Verso la realtà della morte si articola una variazione della nostra speranza. Sperare verso la morte per una morte dignitosa, e nella morte per un trovarsi a vedere Dio. Giovanni, Prima lettera: “Allora lo vedremo così come Egli [Dio] è”. Alla morte cessa lo sperare, come cessa la fede, e si innesta per sempre solo l’amore. Alla spogliazione del vivere con fede e con speranza, segue la immissione totale nell’amore”. Tendere a questo è morire elegantemente.

 

 

27.02.17

Orizzonti etici

Orizzonti etici

È un bene o un male avere intriso di motivi cristiani il diritto occidentale?

Nella comunità cristiana delle origini, le liti e le pendenze tra due credenti dovevano essere risolte all’interno della comunità. S. Paolo rimproverava quei credenti, i quali per avere giustizia adivano ai magistrati pagani. Questi erano inesperti per quanto riguardava la dinamica interna ai gruppi cristiani. Quando poi, dal secolo quarto e in seguito, la fede cristiana si trasforma in “religione” e questa perfino in “religione di Stato”, le usanze interne ai gruppi cristiani si espandono e il diritto ne viene impregnato.

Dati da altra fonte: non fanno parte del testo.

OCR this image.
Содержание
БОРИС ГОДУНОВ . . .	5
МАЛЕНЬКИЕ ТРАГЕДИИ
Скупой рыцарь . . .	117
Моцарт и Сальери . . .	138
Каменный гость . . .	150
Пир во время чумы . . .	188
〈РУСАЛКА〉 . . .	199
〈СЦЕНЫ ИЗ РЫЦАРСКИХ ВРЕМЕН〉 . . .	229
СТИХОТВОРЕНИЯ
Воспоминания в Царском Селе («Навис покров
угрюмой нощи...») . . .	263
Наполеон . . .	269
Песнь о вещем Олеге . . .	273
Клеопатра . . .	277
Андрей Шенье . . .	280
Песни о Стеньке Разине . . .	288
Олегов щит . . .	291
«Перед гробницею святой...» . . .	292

Questo comporta una parità tra esigenze dei fedeli e leggi dello stato. Lentamente le esigenze dei fedeli, in molti settori, diventano non necessarie e lasciate in oblivione, per evitare il doppione, fino a tacere, spesso, davanti ai dettati giuridici.

A questo punto il dettato giuridico si riveste di una certa assolutezza, sottolineata in modo energico dopo il periodo dell’Illuminismo. Tanto assoluto da sconvolgere certe esigenze cristiane, che ritornano, quasi esuli, nel grembo della precettistica cristiana. Oggi, praticamente, siamo ritornati, sotto molti aspetti (compreso quello delle persecuzioni) alle misure della chiesa delle origini.

L’aver affidato la fede alla cristianità, ha procurato una situazione di pericolosità della fede. Il periodo gregoriano, che sembrava aver esaltato il “potere” della Chiesa, in realtà ha iniziato il depauperamento del senso evangelico. Non per nulla Gesù aveva messo in guardia i suoi, perché non fossero come i potenti di questo mondo.